23.03.2011 / Kadim Ülker - Sevgiliyi Kokusundan Tanımak

Ülker, Kadim

     Aşık Veysel’in doğduğu, yaşadığı ve en güzel şiirlerini yazdığı köy “Sivrialan” Sivas ili sınırları içinde “Emlek” yöresinde bir köydür. Bu köy Veyselli yıllarda biraz da kendi içine kapanık bir köydü. İletişim aletlerinin bulunmadığı o yıllarda sözlü anlatıma dayalı iletişim hakimdi. Köyün orta yerinde Aşık Veysel’in de payı olduğu bir bakkal dükkanı vardı. Bu bakkal dükkanı köy için bir iletişim merkeziydi, orada hem alışveriş yapılır hem de kahvehane gibi oturulur, zaman zaman iki yudum bir şey içilir, yenilir ve çeşitli oyunlar oynanırdı.

     Köyün uğrak merkeziydi de ayrıca. Veysel de oraya sık gelirdi, benim dikkatimi çeken Aşık Veysel’in temizliğiydi. Gözleri gören insanlar bile Veysel’in geldiği yoldan geldiklerinde ta dizlerine kadar çamura batmış olurlardı. Veysel’in ayaklarında bulunan gıslaved lastiklerinin sadece alt kısımlarının çamur olduğunu görürdüm. Diğer komşuluk ve aynı köyde yaşamaktan doğan ilişkilerin dışında bu dükkan aracılığıyla da o dönemde “Sivrialan”da yaşayan yediden yetmişe herkesin Aşık Veysel ile bir anısı vardır mutlaka.
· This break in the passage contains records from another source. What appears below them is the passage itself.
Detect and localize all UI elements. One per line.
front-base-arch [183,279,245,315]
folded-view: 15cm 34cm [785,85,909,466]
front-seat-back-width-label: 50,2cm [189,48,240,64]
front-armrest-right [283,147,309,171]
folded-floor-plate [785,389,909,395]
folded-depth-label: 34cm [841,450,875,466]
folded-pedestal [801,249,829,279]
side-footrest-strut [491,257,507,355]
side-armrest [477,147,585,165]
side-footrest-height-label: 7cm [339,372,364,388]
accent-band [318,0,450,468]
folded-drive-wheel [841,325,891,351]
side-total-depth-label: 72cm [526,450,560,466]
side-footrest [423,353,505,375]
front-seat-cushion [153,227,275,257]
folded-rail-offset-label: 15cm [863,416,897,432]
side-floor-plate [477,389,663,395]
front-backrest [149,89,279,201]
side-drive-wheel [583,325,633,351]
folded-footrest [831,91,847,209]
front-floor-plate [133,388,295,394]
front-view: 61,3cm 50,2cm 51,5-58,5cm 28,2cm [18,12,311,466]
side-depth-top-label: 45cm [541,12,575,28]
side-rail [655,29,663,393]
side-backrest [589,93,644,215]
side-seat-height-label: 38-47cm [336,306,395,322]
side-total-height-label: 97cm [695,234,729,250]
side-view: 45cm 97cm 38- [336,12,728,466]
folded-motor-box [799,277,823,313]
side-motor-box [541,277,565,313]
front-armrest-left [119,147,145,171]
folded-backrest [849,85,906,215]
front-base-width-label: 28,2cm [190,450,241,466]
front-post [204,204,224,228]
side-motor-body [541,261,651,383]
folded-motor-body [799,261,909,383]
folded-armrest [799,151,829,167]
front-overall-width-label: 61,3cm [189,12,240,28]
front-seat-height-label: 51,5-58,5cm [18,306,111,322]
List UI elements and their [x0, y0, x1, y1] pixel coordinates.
Bu anıların hem o zamanlarda hem de günümüzde hala önemli ve eğitici özelliğinden dolayı toparlanması zorunludur.

     Aşık Veysel’in Mart 1973 yılında aramızdan ayrıldığını düşündüğümüzde Veyselli yılları yaşayan ve o döneme ait anıları olan “Sivrialan” köylülerinin en genci elli yaşın üzerinde bulunmaktadır. İşte bu kuşaktan olan Memduh Süzer, Aşık Veysel ile ilgili anılarını “Sivrialan Köyü”nün www.sivrialan.net sitesinin ziyaretçi defterine yazarak, paylaşmak istemiş.
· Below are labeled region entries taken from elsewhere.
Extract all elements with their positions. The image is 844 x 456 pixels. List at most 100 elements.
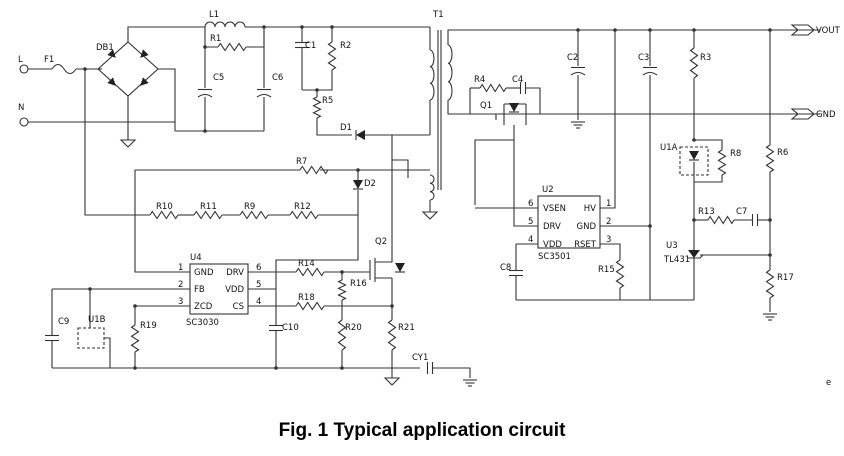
d1-label: D1 bbox=[340, 123, 352, 133]
q2-label: Q2 bbox=[375, 237, 387, 247]
c9-label: C9 bbox=[58, 317, 69, 327]
transformer-label: T1 bbox=[432, 10, 444, 20]
resistor-symbol bbox=[149, 210, 179, 220]
resistor-symbol bbox=[479, 83, 507, 93]
u4-pin-cs: CS bbox=[233, 302, 244, 312]
u2-pinnum-1: 1 bbox=[606, 199, 611, 209]
r2-label: R2 bbox=[340, 41, 351, 51]
terminal-n bbox=[19, 117, 29, 127]
junction-dot bbox=[262, 25, 266, 29]
r14-label: R14 bbox=[298, 259, 315, 269]
resistor-symbol bbox=[337, 279, 347, 301]
u3-bar bbox=[688, 254, 704, 259]
cy1-label: CY1 bbox=[412, 353, 428, 363]
c5-label: C5 bbox=[213, 73, 224, 83]
junction-dot bbox=[576, 28, 580, 32]
wire bbox=[447, 100, 820, 115]
ground-triangle bbox=[119, 139, 137, 148]
resistor-symbol bbox=[387, 319, 397, 351]
u4-body bbox=[189, 263, 249, 315]
resistor-symbol bbox=[295, 301, 325, 311]
junction-dot bbox=[340, 270, 344, 274]
u2-part: SC3501 bbox=[538, 252, 571, 262]
diode-symbol bbox=[353, 180, 363, 189]
bridge-diode bbox=[107, 49, 116, 58]
wire bbox=[302, 70, 333, 91]
capacitor-plate-curved bbox=[570, 71, 586, 76]
u2-pin-drv: DRV bbox=[543, 222, 561, 232]
r18-label: R18 bbox=[298, 293, 315, 303]
u2-pinnum-2: 2 bbox=[606, 217, 611, 227]
resistor-symbol bbox=[327, 41, 337, 71]
ground-triangle bbox=[383, 377, 401, 386]
u4-pinnum-4: 4 bbox=[256, 297, 261, 307]
c2-label: C2 bbox=[567, 53, 578, 63]
ground-triangle bbox=[421, 211, 439, 220]
r15-label: R15 bbox=[598, 265, 615, 275]
r21-label: R21 bbox=[398, 323, 415, 333]
terminal-tag bbox=[790, 108, 815, 120]
r4-label: R4 bbox=[474, 75, 485, 85]
bridge-outline bbox=[97, 41, 159, 97]
resistor-symbol bbox=[717, 149, 727, 176]
u2-pinnum-5: 5 bbox=[528, 217, 533, 227]
r11-label: R11 bbox=[200, 202, 217, 212]
junction-dot bbox=[315, 88, 319, 92]
u4-pinnum-3: 3 bbox=[178, 297, 183, 307]
c1-label: C1 bbox=[305, 41, 316, 51]
r5-label: R5 bbox=[322, 96, 333, 106]
resistor-symbol bbox=[707, 215, 735, 225]
bridge-label: DB1 bbox=[96, 43, 114, 53]
junction-dot bbox=[133, 366, 137, 370]
c3-label: C3 bbox=[638, 53, 649, 63]
capacitor-plate-curved bbox=[256, 93, 272, 98]
u4-ref: U4 bbox=[190, 253, 202, 263]
resistor-symbol bbox=[299, 165, 329, 175]
wire bbox=[433, 367, 471, 378]
u2-pin-rset: RSET bbox=[574, 240, 597, 250]
u2-pinnum-3: 3 bbox=[606, 235, 611, 245]
junction-dot bbox=[83, 67, 87, 71]
r12-label: R12 bbox=[294, 202, 311, 212]
resistor-symbol bbox=[337, 319, 347, 351]
u2-ref: U2 bbox=[542, 185, 554, 195]
diode-symbol bbox=[395, 263, 405, 272]
junction-dot bbox=[203, 45, 207, 49]
c10-label: C10 bbox=[282, 323, 299, 333]
junction-dot bbox=[768, 218, 772, 222]
u2-pin-hv: HV bbox=[584, 204, 596, 214]
diode-symbol bbox=[356, 130, 365, 140]
u1b-label: U1B bbox=[88, 315, 106, 325]
junction-dot bbox=[300, 25, 304, 29]
junction-dot bbox=[613, 28, 617, 32]
diode-symbol bbox=[689, 151, 699, 160]
terminal-label-l: L bbox=[18, 55, 23, 65]
bridge-diode bbox=[140, 77, 149, 86]
bridge-diode bbox=[140, 49, 149, 58]
r8-label: R8 bbox=[730, 149, 741, 159]
wire bbox=[513, 140, 538, 227]
r17-label: R17 bbox=[777, 273, 794, 283]
u1b-outline bbox=[77, 327, 105, 349]
junction-dot bbox=[692, 138, 696, 142]
u2-pinnum-4: 4 bbox=[528, 235, 533, 245]
resistor-symbol bbox=[615, 259, 625, 289]
wire bbox=[694, 139, 723, 150]
margin-mark: e bbox=[826, 378, 831, 388]
wire bbox=[474, 139, 514, 205]
u4-pin-fb: FB bbox=[194, 285, 205, 295]
u4-pin-zcd: ZCD bbox=[194, 302, 213, 312]
r16-label: R16 bbox=[350, 279, 367, 289]
resistor-symbol bbox=[765, 269, 775, 299]
u2-pin-vsen: VSEN bbox=[543, 204, 566, 214]
u4-part: SC3030 bbox=[186, 318, 219, 328]
c8-label: C8 bbox=[500, 263, 511, 273]
wire bbox=[392, 159, 409, 178]
u4-pin-drv: DRV bbox=[226, 268, 244, 278]
c4-label: C4 bbox=[512, 75, 523, 85]
resistor-symbol bbox=[295, 267, 325, 277]
resistor-symbol bbox=[689, 47, 699, 79]
wire bbox=[127, 26, 205, 42]
junction-dot bbox=[648, 28, 652, 32]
     Memduh Süzer Aşık Veysel’i ortaokul öğrencisi olarak tanımıştır. Aktif meslek yıllarının bitimi sonrasında ise “Sivrialan Köyü Yardımlaşma Derneği” başkanlığı görevini bir dönem yürütmüştür. Aşık Veysel’in kızlarından Menekşe Süzer, Memduh Süzer’in babasının yeğeniyle, ağabeyi ise Veysel’in torunlarından birisi ile evlidir. Bu akrabalık bağından dolayı da ilişkileri daha bir yoğundur.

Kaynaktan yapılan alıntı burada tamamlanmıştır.